View Single Post
  #2   Report Post  
Posted to uk.d-i-y
Bruce[_8_] Bruce[_8_] is offline
external usenet poster
 
Posts: 895
Default fitting shelves on plasterboard wall

On Sun, 31 Jan 2010 10:23:31 +0000, Fred
wrote:

Hi,

I'd like to put up some shelves onto a plasterboard wall. I know the
technique is supposed to be that you find the studs and screw into
those but...

I bought a Zircon stud detector, I got the impression from posts here
that they were the only brand that worked well, but IMHO it is
useless. However our walls are papered and they have a pattern
embossed in them, and I wonder whether the fact that they are not
smooth is confusing the device? Do you think so?

The house is a 1970s build and once upon a time it seemed a good idea
to take a wall apart in another bedroom (though I can't think why
now!). That wall was 8' x 8' so it was covered by just two sheets.
these were supported by just three studs: one at each end and one in
the middle, where the two sheets joined. There were NO studs at 60cm
or 40cm spacing's and NO noggins between them.

The second wall in that room was about 12' x 8' and was of a similar
construction: the sheets were only supported along their edges and the
studs were quite thin: only about an inch and a half wide.
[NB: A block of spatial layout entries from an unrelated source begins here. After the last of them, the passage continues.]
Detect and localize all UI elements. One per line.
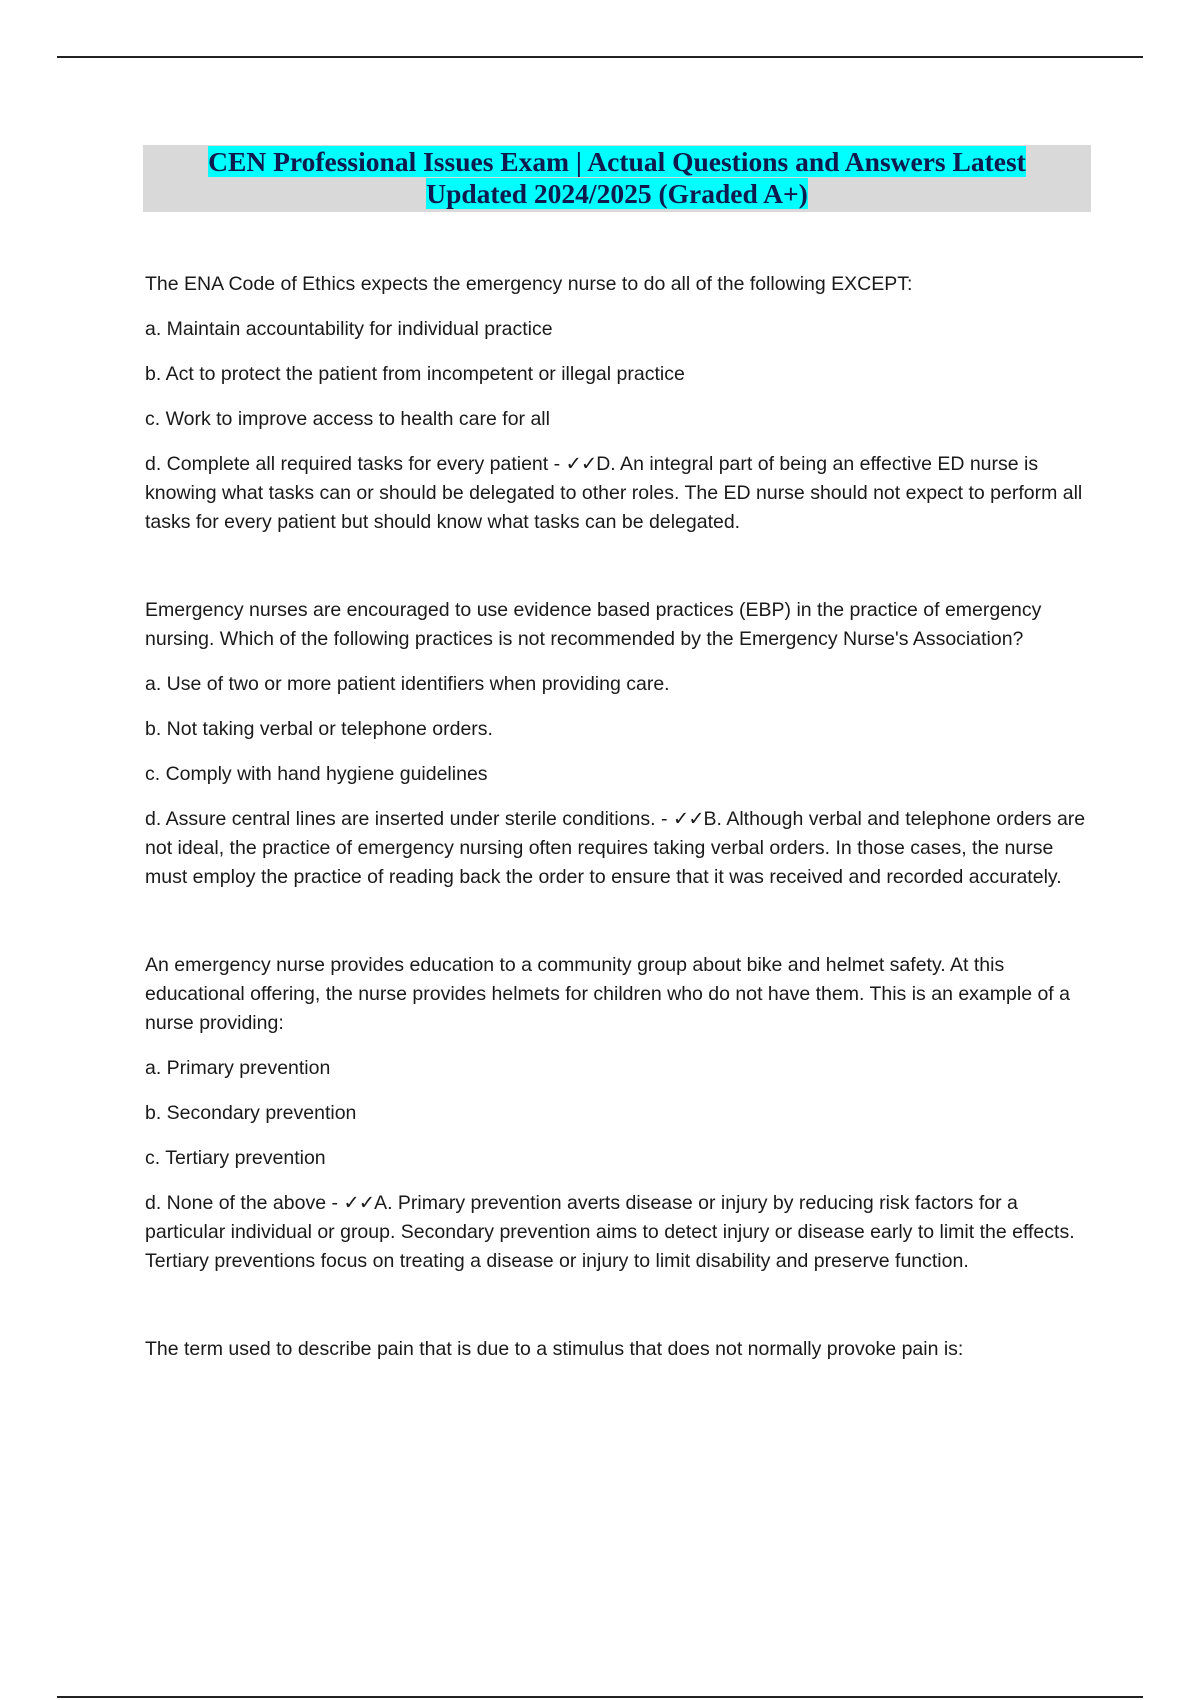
option-a: a. Use of two or more patient identifiers when providing care. (145, 673, 670, 695)
option-c: c. Work to improve access to health care for all (145, 408, 550, 430)
option-c: c. Tertiary prevention (145, 1147, 326, 1169)
question-stem: An emergency nurse provides education to a community group about bike and helmet safety. At this educational offering, the nurse provides helmets for children who do not have them. This is an example of a nurse providing: (145, 954, 1070, 1034)
option-c: c. Comply with hand hygiene guidelines (145, 763, 488, 785)
answer-explanation: B. Although verbal and telephone orders are not ideal, the practice of emergency nursing often requires taking verbal orders. In those cases, the nurse must employ the practice of reading back the order to ensure that it was received and recorded accurately. (145, 808, 1086, 888)
bottom-rule (57, 1696, 1143, 1698)
check-mark-icon: ✓✓ (343, 1192, 375, 1214)
option-d: d. Complete all required tasks for every patient - (145, 453, 566, 475)
option-a: a. Primary prevention (145, 1057, 331, 1079)
check-mark-icon: ✓✓ (565, 453, 597, 475)
question-block-4 (145, 1335, 1090, 1364)
question-block-2 (145, 596, 1090, 892)
option-b: b. Act to protect the patient from incompetent or illegal practice (145, 363, 685, 385)
question-block-1 (145, 270, 1090, 537)
option-b: b. Secondary prevention (145, 1102, 357, 1124)
question-block-3 (145, 951, 1090, 1276)
answer-explanation: A. Primary prevention averts disease or injury by reducing risk factors for a particular individual or group. Secondary prevention aims to detect injury or disease early to limit the effects. Tertiary preventions focus on treating a disease or injury to limit disability and preserve function. (145, 1192, 1075, 1272)
question-stem: The ENA Code of Ethics expects the emergency nurse to do all of the following EXCEPT: (145, 273, 913, 295)
option-d: d. Assure central lines are inserted under sterile conditions. - (145, 808, 673, 830)
document-body (145, 270, 1090, 1380)
top-rule (57, 56, 1143, 58)
question-stem: The term used to describe pain that is due to a stimulus that does not normally provoke pain is: (145, 1338, 964, 1360)
check-mark-icon: ✓✓ (672, 808, 704, 830)
document-title (143, 145, 1091, 212)
option-d: d. None of the above - (145, 1192, 344, 1214)
title-line-2: Updated 2024/2025 (Graded A+) (426, 178, 808, 209)
answer-explanation: D. An integral part of being an effective ED nurse is knowing what tasks can or should be delegated to other roles. The ED nurse should not expect to perform all tasks for every patient but should know what tasks can be delegated. (145, 453, 1083, 533)
option-b: b. Not taking verbal or telephone orders. (145, 718, 493, 740)
option-d-with-answer (145, 805, 1090, 892)
question-stem: Emergency nurses are encouraged to use evidence based practices (EBP) in the practice of emergency nursing. Which of the following practices is not recommended by the Emergency Nurse's Association? (145, 599, 1042, 650)
option-a: a. Maintain accountability for individual practice (145, 318, 553, 340)
option-d-with-answer (145, 450, 1090, 537)
title-line-1: CEN Professional Issues Exam | Actual Questions and Answers Latest (208, 146, 1026, 177)
option-d-with-answer (145, 1189, 1090, 1276)
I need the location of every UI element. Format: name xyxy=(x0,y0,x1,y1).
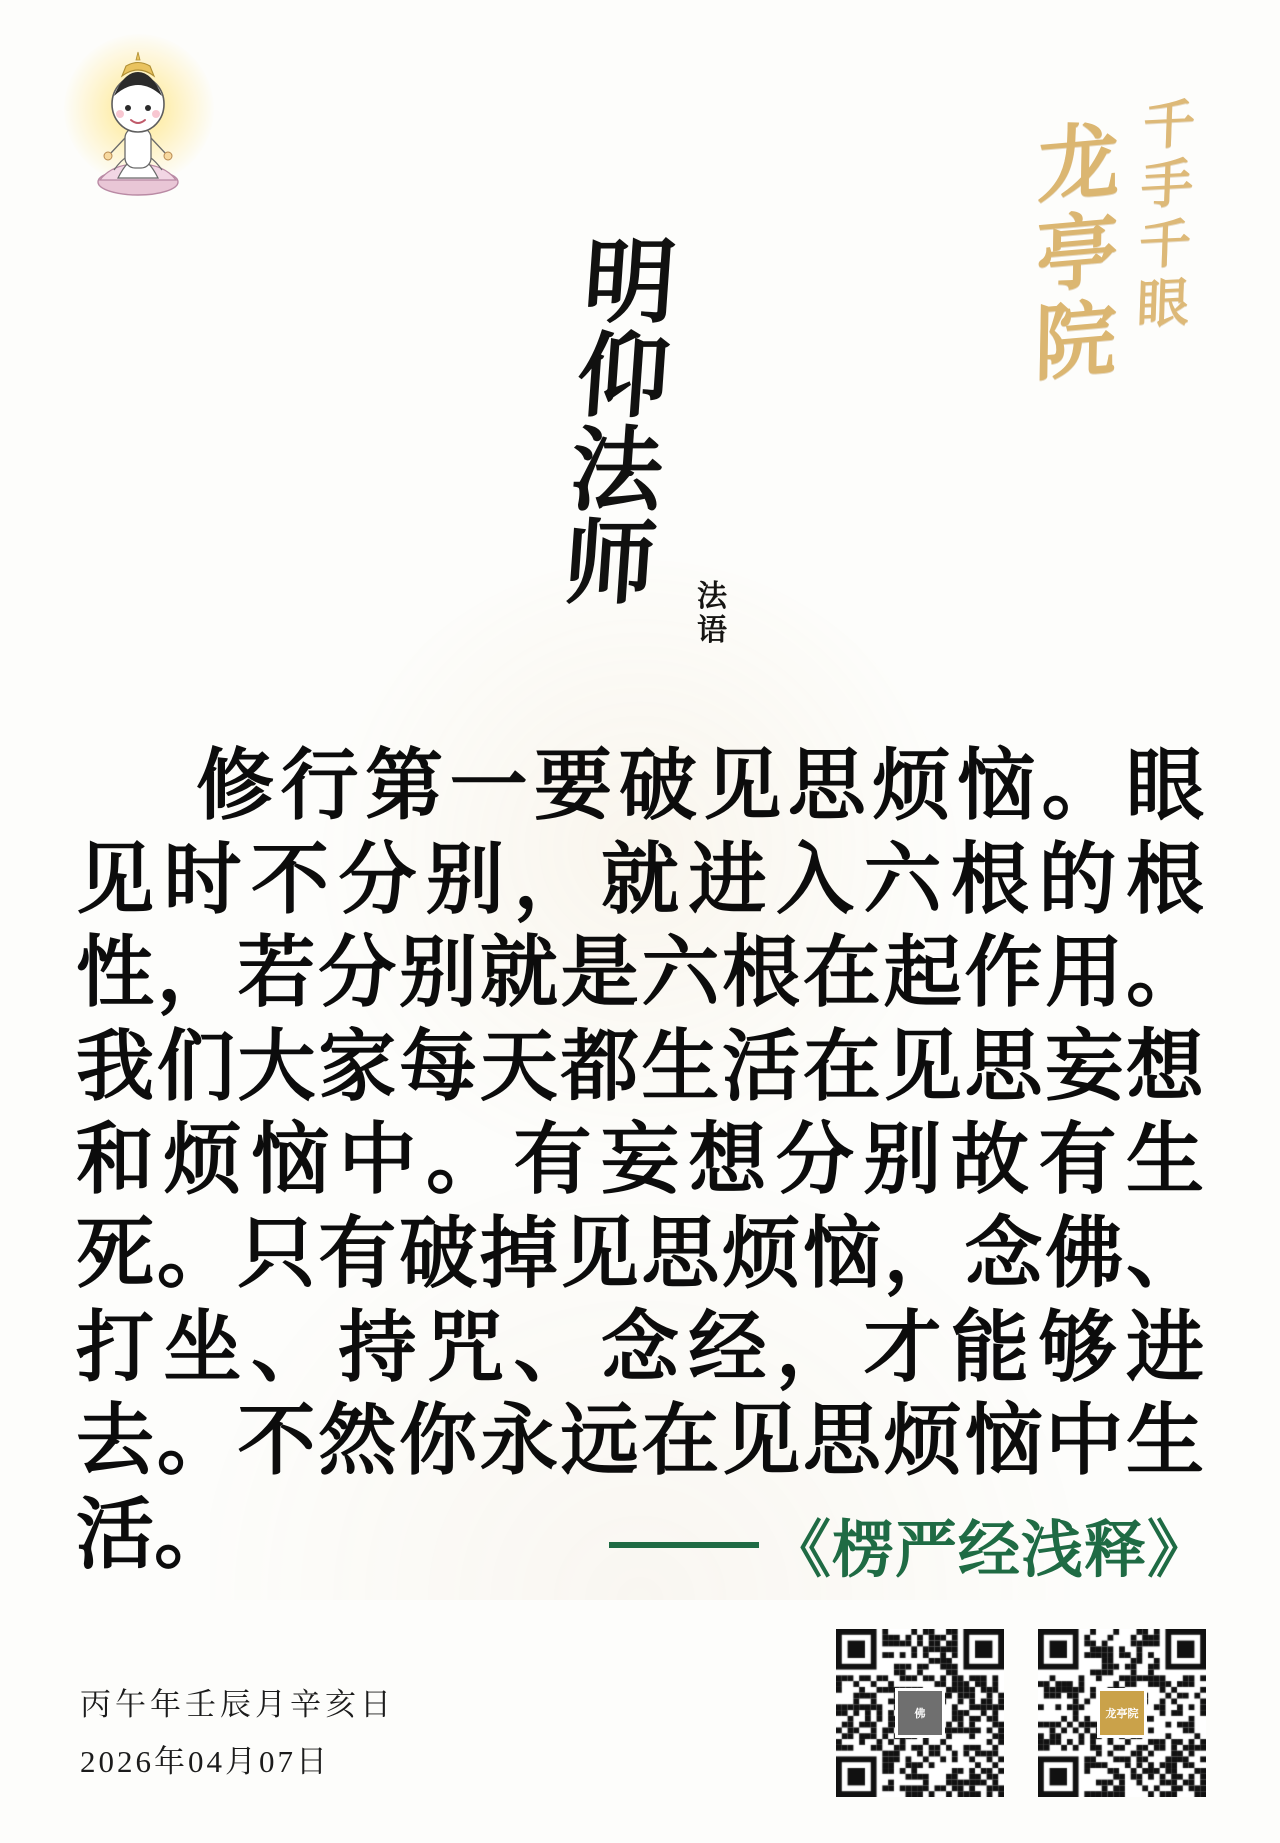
page-title xyxy=(547,228,693,618)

This doesn't seem much to me but OTOH the walls had remained up for
thirty years.

My worry is that the room I wish to shelve, is another bedroom and I
worry that if one bedroom's walls were like this, won't this rooms
walls be the same?

This room where I want to do the shelving is over the stairs, so would
the wall be better supported there?

I worry that if the wall is that badly put together there will not be
enough studs to screw into.

What would be the best way to proceed? Strip the wallpaper to see if
the detector works? Take the wall apart to see for myself, and if
necessary reinforce it? Or could I just cheat and somehow fix a sheet
of plywood to the wall and screw the shelves into that? But doesn't
that solve one problem and create another because I would then have to
find some way to anchor the board to the wall?



It would be quicker, easier and less disruptive to fix the shelves,
not to the plasterboard or the studs, but directly to the wall behind.